A: In my view, the basis for determining the "right" level depends on where lies the line dividing what a agent can be assumed to have complete control over versus what the agent can only seek to influence. Another perspective is that the same actor may be trying to solve a hierarchy of problems (e.g. navigate across a city to the office *and* drive the car safely and comfortably in the moment *and* control one's muscles to produce desired movements in one's limbs): at each level of the hierarchy once could consider an agent specific to that hierarchy that receives instructions from a higher level and determines actions in the form of instructions to a lower level agent. (At the lowest levels, an agent may not be needed at all, as a simple mechanical device could effect the desired change.)

First, let us contrast the option of drawing the interface at the driving controls (accelarator, brake, steering wheel) versus considering actions to be tire torques. The latter approach implicitly assumes that the agent is able to specify actions as precise (changes to?) tire torques. In other words, irrespective of external conditions (e.g. the slope, weather, road surface, tire inflation and temperature, etc), it assumes that the agent knows exactly how to, say, increase the torque on the front right wheel by exactly 1 newton-meter. Practically, that seems unrealistic: as a driver I feel I can precisely control the position of the steering wheel, pressure on the brake pedal, etc; while I have some sense of how this will translate into the car's behaviour on the road, this is not exact and in fact depends on many external factors.

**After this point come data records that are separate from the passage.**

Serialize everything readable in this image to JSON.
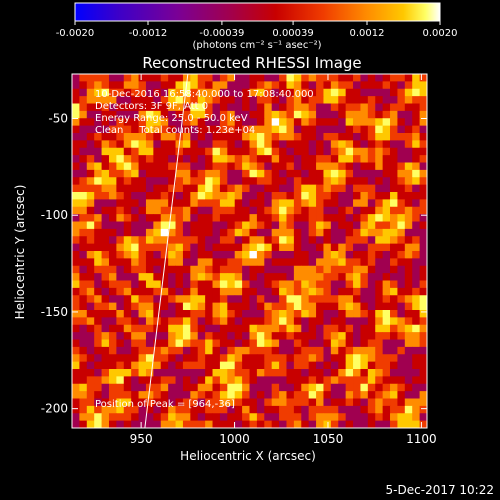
{
  "chart_data": {
    "type": "heatmap",
    "title": "Reconstructed RHESSI Image",
    "xlabel": "Heliocentric X (arcsec)",
    "ylabel": "Heliocentric Y (arcsec)",
    "xlim": [
      913,
      1103
    ],
    "ylim": [
      -210,
      -27
    ],
    "x_ticks": [
      950,
      1000,
      1050,
      1100
    ],
    "y_ticks": [
      -50,
      -100,
      -150,
      -200
    ],
    "colorbar": {
      "min": -0.002,
      "max": 0.002,
      "tick_labels": [
        "-0.0020",
        "-0.0012",
        "-0.00039",
        "0.00039",
        "0.0012",
        "0.0020"
      ],
      "tick_values": [
        -0.002,
        -0.0012,
        -0.00039,
        0.00039,
        0.0012,
        0.002
      ],
      "unit_label": "(photons cm⁻² s⁻¹ asec⁻²)",
      "colors": [
        "#0000ff",
        "#3d00c8",
        "#7a0096",
        "#a00050",
        "#c80000",
        "#f03c00",
        "#ff8c00",
        "#ffc800",
        "#ffff64",
        "#ffffff"
      ]
    },
    "annotations": {
      "time_range": "10-Dec-2016 16:58:40.000 to 17:08:40.000",
      "detectors": "Detectors: 3F 9F, Att 0",
      "energy_range": "Energy Range: 25.0 - 50.0 keV",
      "method": "Clean     Total counts: 1.23e+04",
      "peak": "Position of Peak = [964,-36]"
    },
    "limb_line": {
      "x": [
        952,
        975
      ],
      "y": [
        -210,
        -27
      ],
      "color": "#ffffff"
    },
    "grid": false
  },
  "footer": {
    "date": "5-Dec-2017 10:22"
  }
}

Next, let us contrast the option of drawing the interface at the driving controls versus as electrical signals to my muscles (or, if I were to replace myself with a humanoid robot, to the robot's actuators). If I am not sure exactly how to get my arms to turn the steering wheel at a desired rate, then this would seem reasonable. In fact, when I was first learning to drive a car (or perhaps even now, when driving an unfamiliar vehicle) this may be a sensible choice: I may not yet have a feel for how hard I need to pull the steering wheel to have the desired effect. But for most purposes, this seems to be an overcomplication of the problem: I have a pretty good sense of how to control my limbs, and it would simplify the learning challenge if I take that as a given and concentrate on driving at the more abstract level of operating the car's controls. Note however, that my authority over the car's controls is not absolute: a water bottle could roll under the brake pedal, or I could suddenly get cramp in a leg — so there may be circumstances where if I frame actions purely in terms of changes to the car's controls, I may not be able to realise those actions.

Finally, let us contrast the option of drawing the interface at the driving controls versus at the level of deciding *where* to drive (e.g. drive along the motorway until junction 8, take the first exit at the roundabout, etc). This choice really depends on the level of the problem hierarchy we are dealing with. Once we have assumed: (a) that we have a low level agent who is effectively able to use electrical signals to control the movement of my limbs; (b) a mid-level agent who is effectively able to operate the car's controls to control the car's immediate velocity, rate of acceleration, turn, etc; then the next level of the hierarchy is to use that mid-level agent to get us from A to B. For this purpose, we may consider a high level agent (i.e. a navigator, which could be myself, a passenger or even a sat-nav system) that gives control signals in the form of highly driving instructions.